Detuvieron la discusión, percatándose del elevado tono que ambos habían optado. Jude se limpió un ojo, evitando que una lágrima se le derramara, y optó por un semblante severo.
—Ya eres un adulto —dijo tajante—. Si esto es lo que quieres...
—Es lo que quiero —replicó molesto.
—Al menos ten la decencia de aguantar tus ofensas con Anna.
—Ella no me alejó de mi hogar.
—No, pero era cuestión de tiempo —respondió venenosa—. ¿O creías que nadie se enteró de su irresponsable beso en el campo de práctica?
El estómago le cayó al piso, sintiendo sus palabras como un golpe al pecho.
—Esa misma cara puse yo cuando me llamó el director —zanjó furiosa—. Debiste ver el gusto que le dio saber que ya no serían un problema en ese instituto.
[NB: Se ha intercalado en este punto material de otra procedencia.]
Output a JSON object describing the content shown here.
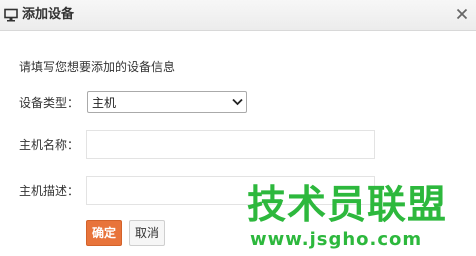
{
  "dialog": {
    "title": "添加设备",
    "title_icon": "monitor-icon",
    "close_icon": "close-icon"
  },
  "form": {
    "intro": "请填写您想要添加的设备信息",
    "type_label": "设备类型：",
    "type_value": "主机",
    "name_label": "主机名称：",
    "name_value": "",
    "desc_label": "主机描述：",
    "desc_value": ""
  },
  "buttons": {
    "ok": "确定",
    "cancel": "取消"
  },
  "watermark": {
    "text": "技术员联盟",
    "url": "www.jsgho.com"
  },
  "colors": {
    "primary_button": "#e8743b",
    "watermark": "#2db83d"
  }
}
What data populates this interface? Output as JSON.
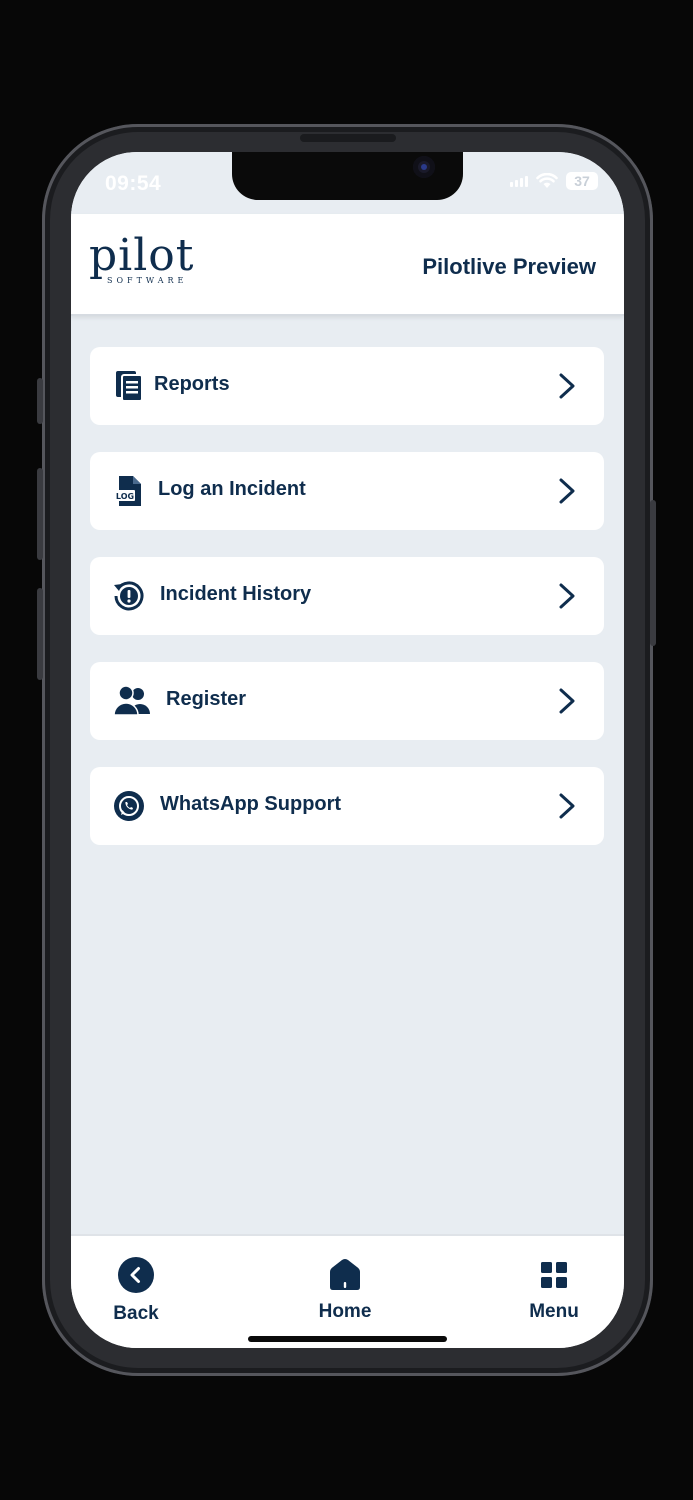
{
  "status_bar": {
    "time": "09:54",
    "battery": "37"
  },
  "header": {
    "logo_text": "pilot",
    "logo_subtext": "SOFTWARE",
    "title": "Pilotlive Preview"
  },
  "menu": {
    "items": [
      {
        "label": "Reports",
        "icon": "document-icon"
      },
      {
        "label": "Log an Incident",
        "icon": "log-file-icon"
      },
      {
        "label": "Incident History",
        "icon": "history-alert-icon"
      },
      {
        "label": "Register",
        "icon": "users-icon"
      },
      {
        "label": "WhatsApp Support",
        "icon": "whatsapp-icon"
      }
    ]
  },
  "bottom_nav": {
    "back": "Back",
    "home": "Home",
    "menu": "Menu"
  },
  "colors": {
    "primary": "#0f2d4d",
    "background": "#e8edf2",
    "card": "#ffffff"
  }
}
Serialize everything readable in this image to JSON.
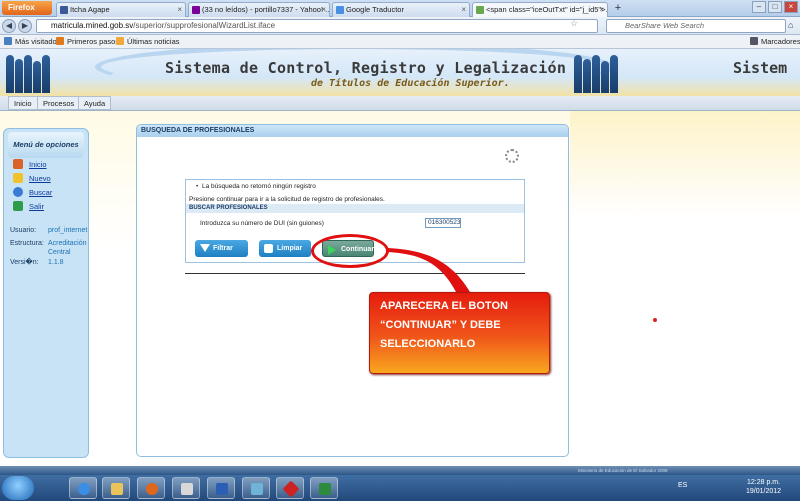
{
  "browser": {
    "app_button": "Firefox",
    "tabs": [
      {
        "label": "Itcha Agape",
        "color": "#3b5998"
      },
      {
        "label": "(33 no leídos) - portillo7337 - Yahoo! ...",
        "color": "#7b0099"
      },
      {
        "label": "Google Traductor",
        "color": "#4a90e2"
      },
      {
        "label": "<span class=\"iceOutTxt\" id=\"j_id5\">...",
        "color": "#6aa84f"
      }
    ],
    "url_host": "matricula.mined.gob.sv",
    "url_path": "/superior/supprofesionalWizardList.iface",
    "search_placeholder": "BearShare Web Search",
    "bookmarks": [
      "Más visitados",
      "Primeros pasos",
      "Últimas noticias"
    ],
    "bookmarks_menu": "Marcadores"
  },
  "site": {
    "title_line1": "Sistema de Control, Registro y Legalización",
    "title_line2": "de Títulos de Educación Superior.",
    "title_repeat": "Sistem",
    "menu": [
      "Inicio",
      "Procesos",
      "Ayuda"
    ]
  },
  "sidebar": {
    "header": "Menú de opciones",
    "items": [
      {
        "label": "Inicio",
        "icon": "home-icon"
      },
      {
        "label": "Nuevo",
        "icon": "star-icon"
      },
      {
        "label": "Buscar",
        "icon": "search-icon"
      },
      {
        "label": "Salir",
        "icon": "exit-icon"
      }
    ],
    "user_label": "Usuario:",
    "user_value": "prof_internet",
    "structure_label": "Estructura:",
    "structure_value": "Acreditación Central",
    "version_label": "Versi�n:",
    "version_value": "1.1.8"
  },
  "panel": {
    "header": "BUSQUEDA DE PROFESIONALES",
    "message": "La búsqueda no retornó ningún registro",
    "instructions": "Presione continuar para ir a la solicitud de registro de profesionales.",
    "section_title": "BUSCAR PROFESIONALES",
    "dui_label": "Introduzca su número de DUI (sin guiones)",
    "dui_value": "016300523",
    "btn_filter": "Filtrar",
    "btn_clear": "Limpiar",
    "btn_continue": "Continuar"
  },
  "callout": {
    "line1": "APARECERA EL BOTON",
    "line2": "“CONTINUAR” Y DEBE",
    "line3": "SELECCIONARLO"
  },
  "footer": "Ministerio de Educación de El Salvador 2008",
  "taskbar": {
    "language": "ES",
    "time": "12:28 p.m.",
    "date": "19/01/2012"
  }
}
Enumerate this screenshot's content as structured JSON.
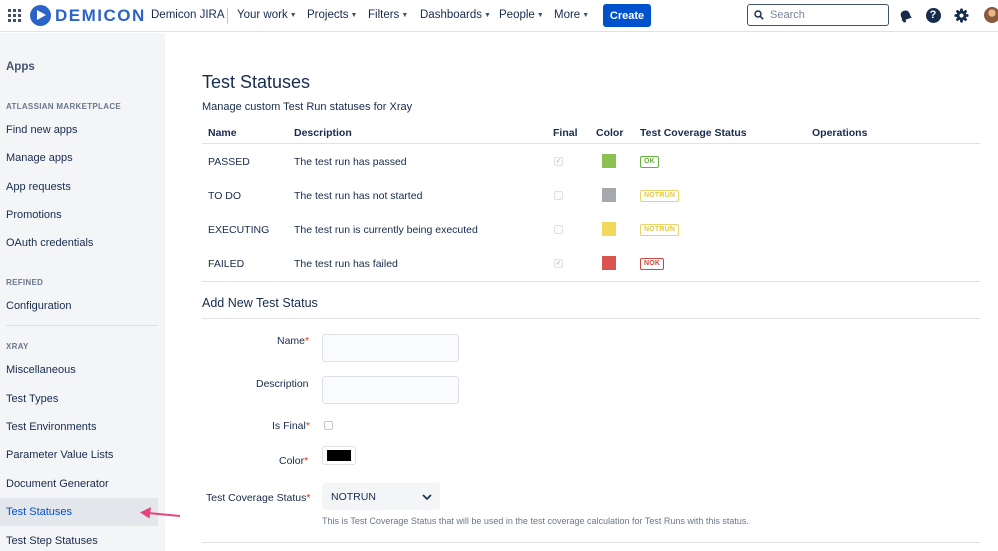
{
  "topnav": {
    "logo_text": "DEMICON",
    "site_name": "Demicon JIRA",
    "menu": [
      {
        "label": "Your work"
      },
      {
        "label": "Projects"
      },
      {
        "label": "Filters"
      },
      {
        "label": "Dashboards"
      },
      {
        "label": "People"
      },
      {
        "label": "More"
      }
    ],
    "create_label": "Create",
    "search_placeholder": "Search",
    "icons": [
      "app-switcher-icon",
      "notifications-icon",
      "help-icon",
      "settings-icon",
      "avatar"
    ]
  },
  "sidebar": {
    "heading": "Apps",
    "sections": [
      {
        "title": "ATLASSIAN MARKETPLACE",
        "items": [
          "Find new apps",
          "Manage apps",
          "App requests",
          "Promotions",
          "OAuth credentials"
        ]
      },
      {
        "title": "REFINED",
        "items": [
          "Configuration"
        ]
      },
      {
        "title": "XRAY",
        "items": [
          "Miscellaneous",
          "Test Types",
          "Test Environments",
          "Parameter Value Lists",
          "Document Generator",
          "Test Statuses",
          "Test Step Statuses"
        ]
      }
    ],
    "active_item": "Test Statuses"
  },
  "main": {
    "title": "Test Statuses",
    "description": "Manage custom Test Run statuses for Xray",
    "columns": [
      "Name",
      "Description",
      "Final",
      "Color",
      "Test Coverage Status",
      "Operations"
    ],
    "rows": [
      {
        "name": "PASSED",
        "description": "The test run has passed",
        "final": true,
        "color": "#8cc152",
        "coverage": "OK",
        "coverage_kind": "ok"
      },
      {
        "name": "TO DO",
        "description": "The test run has not started",
        "final": false,
        "color": "#a5a9ae",
        "coverage": "NOTRUN",
        "coverage_kind": "notrun"
      },
      {
        "name": "EXECUTING",
        "description": "The test run is currently being executed",
        "final": false,
        "color": "#f0d95c",
        "coverage": "NOTRUN",
        "coverage_kind": "notrun"
      },
      {
        "name": "FAILED",
        "description": "The test run has failed",
        "final": true,
        "color": "#d9534f",
        "coverage": "NOK",
        "coverage_kind": "nok"
      }
    ]
  },
  "form": {
    "title": "Add New Test Status",
    "name_label": "Name",
    "description_label": "Description",
    "is_final_label": "Is Final",
    "color_label": "Color",
    "color_value": "#000000",
    "coverage_label": "Test Coverage Status",
    "coverage_value": "NOTRUN",
    "coverage_help": "This is Test Coverage Status that will be used in the test coverage calculation for Test Runs with this status.",
    "required_mark": "*"
  },
  "colors": {
    "accent": "#0052cc",
    "annotation_arrow": "#e8457a"
  }
}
Una verdadera vergüenza.
Jude salió de la habitación, y antes de cerrar la puerta, giró el cuerpo y le dedicó una mirada fracturada.
—Buena suerte, Nolan.
Se dejó caer en la cama, herido y arrepentido. Porque quizás, él llevaba razón, pero también la llevaba su madre. Quizás si fuera ella la culpable, pero si no, hubiera sido la vida, o el puñetero sistema del club de las madres divorciadas.
Se dio cuenta de que, el final de esa vida junto a Day, estaba pactado, de un modo u otro, por más que se negara admitirlo.
Se quedó doliente, observando inmóvil el mapa mal dibujado pegado en el muro, especialmente esa zona aun sin rellenar. Pasó saliva, se limpió una mejilla de lágrimas, y dejó que un sollozo escapara de sus labios entreabiertos.
Y ahí, frente al dibujo de un mapa incompleto como él, se dio cuenta, de que jamás iba a estar acabado, porque los niños que lo empezaron, ya no habitaban en esa casa, ni en ningún lugar.